September 11-14, 2024
Palacký University, Olomouc, Czech Republic
Marta Frago
In Dialogue with the Dead: The Snow Society by J.A. Bayona
Universidad de Navarra, Spain
J. A. Bayona writes and directs the film The Snow Society based on previous materials, such as the homonymous memoir (Vierci, 2008) and the documentary Stranded: I Have Come from a Plane That Crashed on the Mountains (Arijón, 2007), but with a very personal perspective. This involves giving voice and engaging in a dialogue with the anonymous heroes who never returned from the well-known air crash in the Andes in 1972. Bayona’s story suggests that, through the actions and sacrifice of the deceased, another 16 people managed to survive. This paper will examine the various narrative resources in the script that generate this dialogue with the dead ―from narrating the story from the perspective of a deceased person to shifting the “character’s moment” to one of those who did not survive, or superimposing the names of the victims.
Bayona’s approach in this work is consistent with the rest of his filmography. There is a thematic and stylistic cohesion in Bayona’s work that involves presenting something monstrous or horrible as a prelude to death. Bayona is interested in the psychological state of the “living dead.” This is often a character approaching the final moment after experiencing horror or someone who crosses the threshold of existence but still has something to reveal to the world of the living. The supernatural is not only present in The Orphanage but also in films like The Impossible or A Monster Calls, and likewise, as it will be shown here, in the film version of The Snow Society.

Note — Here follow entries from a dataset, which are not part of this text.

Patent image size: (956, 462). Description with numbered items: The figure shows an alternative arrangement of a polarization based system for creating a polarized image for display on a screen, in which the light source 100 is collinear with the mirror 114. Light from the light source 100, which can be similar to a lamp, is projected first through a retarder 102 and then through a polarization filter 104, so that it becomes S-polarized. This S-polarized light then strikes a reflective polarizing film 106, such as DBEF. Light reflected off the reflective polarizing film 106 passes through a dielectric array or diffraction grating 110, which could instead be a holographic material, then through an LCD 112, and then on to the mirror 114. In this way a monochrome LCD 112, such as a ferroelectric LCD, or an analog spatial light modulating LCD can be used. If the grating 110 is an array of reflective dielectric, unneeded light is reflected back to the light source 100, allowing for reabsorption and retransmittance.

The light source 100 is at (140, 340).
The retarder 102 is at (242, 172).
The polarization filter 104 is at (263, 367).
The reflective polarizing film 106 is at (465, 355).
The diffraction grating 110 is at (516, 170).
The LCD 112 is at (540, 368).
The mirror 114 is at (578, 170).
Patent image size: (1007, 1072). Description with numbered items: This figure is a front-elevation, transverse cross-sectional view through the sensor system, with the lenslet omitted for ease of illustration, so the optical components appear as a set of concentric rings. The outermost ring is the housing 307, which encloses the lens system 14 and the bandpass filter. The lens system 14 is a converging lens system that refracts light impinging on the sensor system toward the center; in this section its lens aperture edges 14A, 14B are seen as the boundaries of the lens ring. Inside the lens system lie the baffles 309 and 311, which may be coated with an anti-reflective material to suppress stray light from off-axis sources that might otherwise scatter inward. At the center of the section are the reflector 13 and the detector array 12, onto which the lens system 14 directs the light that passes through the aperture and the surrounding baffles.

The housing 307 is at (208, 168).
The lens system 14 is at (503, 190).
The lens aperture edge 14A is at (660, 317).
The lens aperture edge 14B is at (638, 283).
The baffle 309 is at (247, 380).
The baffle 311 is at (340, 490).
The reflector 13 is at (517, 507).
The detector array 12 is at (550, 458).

Marta Frago is Associate Professor in Screenwriting and Film adaptations at the University of Navarra (Department of Film, TV & Digital Media). She studied Screenwriting at UCLA Ext. Later, she obtained her PhD with a dissertation about Ruth Prawer Jhabvala’s screen adaptations from Henry James and E. M. Forster’s works. Since then, she has focused her research on modes of adaptation: from narrative text, real facts and famous people (biographies). Her publications include books (Leer, dialogar, escribir cine; Personaje, acción e identidad en cine y literatura), Chapters of books, and multiples articles in scientific journals, such as Javnost, Atlantis, Fotocinema or Communication & Society.